Patellofemoral arthritis (PFA) is a type of arthritis affecting the knee joint, specifically the connection between the kneecap and the thigh bone. This condition is a common source of anterior (front) knee pain, frequently impacting physically active individuals and older adults. PFA is a degenerative condition involving the breakdown of the joint’s protective surfaces, leading to discomfort and limited mobility.
Understanding the Patellofemoral Joint and Pathology
The patellofemoral joint is the articulation where the patella (kneecap) meets the femur (thigh bone). The patella rests in a shallow, channel-like groove on the femur called the trochlear groove. As the knee bends and straightens, the patella glides within this groove.
A smooth, slippery material called articular cartilage covers the surfaces of the patella and the trochlear groove. This cartilage acts like a cushion, allowing the bones to move against each other without friction. Patellofemoral arthritis occurs when this articular cartilage begins to wear down, becoming frayed and thinning.
The pathology of PFA involves the progressive loss of this cartilage, eventually exposing the underlying bone. When the bones move along this rough, unprotected surface, it creates friction, inflammation, and pain. This degenerative process is located in the patellofemoral compartment, though it may occur alongside arthritis in other parts of the knee.
Recognizing the Pain and Symptoms
The main characteristic of patellofemoral arthritis is pain felt primarily in the front of the knee, often described as being behind or around the kneecap. This pain is aggravated by activities that increase the load or pressure on the joint.
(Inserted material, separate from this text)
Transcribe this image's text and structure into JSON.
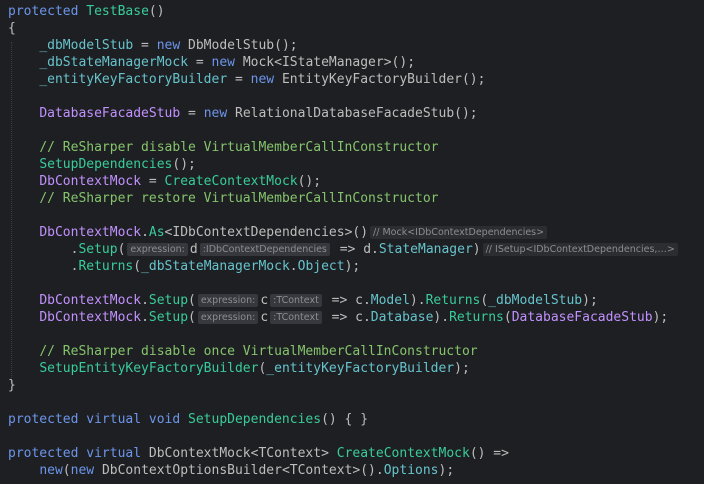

Increased pain when climbing or descending stairs is a frequent complaint, as these motions require significant movement of the patellofemoral joint. Deep knee bending activities like squatting or kneeling also exacerbate the discomfort.
Many individuals with PFA report the “theater sign,” which is pain that develops after sitting for a prolonged period with the knees bent. This pain is relieved once the person stands up and straightens the knee. Another common symptom is crepitus, a crackling, grinding, or clicking sensation within the joint during movement.
Causes and Risk Factors for Development
The development of patellofemoral arthritis is often multifactorial, resulting from a combination of underlying issues and external stresses. One significant factor is biomechanical misalignment, where the patella does not track correctly within the trochlear groove. This maltracking causes uneven wear, often overloading the lateral (outer) aspect of the joint surface.
Prior trauma is another contributor; a history of fracture, dislocation, or subluxation (partial dislocation) of the kneecap increases the risk. These injuries can directly damage the articular cartilage or cause chronic instability that leads to premature wear.
Repetitive stress from high-impact activities, such as running, jumping, or weight training, also contributes to the condition. These activities place substantial force on the patellofemoral joint, sometimes reaching up to seven times a person’s body weight during a deep squat. Age and obesity are non-mechanical risk factors, as increased body weight raises the load on the joint, accelerating degeneration.
Diagnosis and Management Strategies
Diagnosing patellofemoral arthritis begins with a thorough physical examination. A doctor assesses the knee’s alignment, range of motion, and checks for tenderness around the kneecap. The physician also looks for signs of crepitus during movement and muscle atrophy (loss), especially in the quadriceps.
Imaging tests, particularly X-rays, confirm the diagnosis and assess the severity of cartilage loss. These images show joint space narrowing between the patella and the femur, and help rule out other causes of anterior knee pain. Advanced imaging like a CT scan or MRI may be used to evaluate soft tissues and patella alignment more precisely.
Management of PFA starts with non-surgical strategies aimed at reducing pain and improving function. Physical therapy is a primary component, focusing on strengthening the muscles that support the knee, especially the vastus medialis obliquus (VMO) of the quadriceps, which stabilizes the kneecap. Activity modification is also recommended, involving limiting activities that provoke pain, such as deep squatting or excessive stair use.
Medications like nonsteroidal anti-inflammatory drugs (NSAIDs) help manage pain and reduce inflammation in the short term. Intra-articular injections may be used, including corticosteroids for acute flare-ups or viscosupplementation (injecting a hyaluronic acid substance to lubricate the joint). Surgical intervention, such as arthroscopy or a procedure to realign the patella, is reserved for severe cases where conservative treatments have failed.